Domestic work is hard work to earn a good day, time wasters constantly asking to reduce your rates to an undeliverable cost. Kare doesn't want any cables installed but magically wants a socket the other side of the room, Facebook messages at 10pm asking for an outdoor socket quote but needs it ASAP!!!!!!!

Insurances/ULEZ/CC etc etc etc. Trades turned to crap now and wouldn't recommend anyone move into it.

Wading through a river of negativity trying to post some positives but nothing....

If you can handle the above then definitely become a sparks 😉

lyonspride

2,978 posts

178 months

Thursday 12th November 2020
quotequote all
Royce44 said:
Don't do it!

Rates are through the floor, constant ammendments costing hundreds to keep up to date, construction industry is just one big blame game, looking to sting the next person. Dry liners cutting your cables as its in their way. Permit for this, permit for that. No radios on site. 5 point PPE to take light switch off the wall

Domestic work is hard work to earn a good day, time wasters constantly asking to reduce your rates to an undeliverable cost. Kare doesn't want any cables installed but magically wants a socket the other side of the room, Facebook messages at 10pm asking for an outdoor socket quote but needs it ASAP!!!!!!!
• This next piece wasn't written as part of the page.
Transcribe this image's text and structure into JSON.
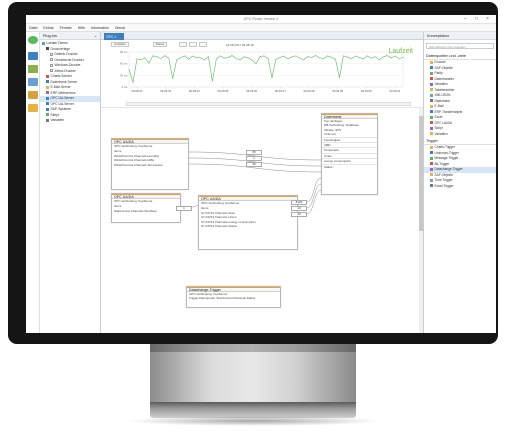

Insurances/ULEZ/CC etc etc etc. Trades turned to crap now and wouldn't recommend anyone move into it.

Wading through a river of negativity trying to post some positives but nothing....

If you can handle the above then definitely become a sparks ??
Advantage = Being your own boss

That to me outweighs most of the negatives, and a good spark can earn more than your typical middle management.
Honestly I mean you're not tied to a bad job, terrible colleagues, office politics or a c*nt of a customer, you can walk.

greggy50

6,257 posts

214 months

Thursday 19th November 2020
quotequote all
I am not a spark myself but do indirectly manage some in my role in FM.

Your best bet would be to get an apprenticeship so you can be paid to learn effectively. Once qualified you will probably get about £28-33k in FM as a spark plus overtime and call outs etc. You will need to do AM2, 18th ed and a few city & guilds bits also test and inspect is a nice to have as well.

In FM ours are fixed and its normally nice none complex work such as EL testing and remedial If you work for yourself or on conatruction sites you can make a lot more I believe and most of my lads probably do the odd foreigner on the weekend no doubt to top their wages up.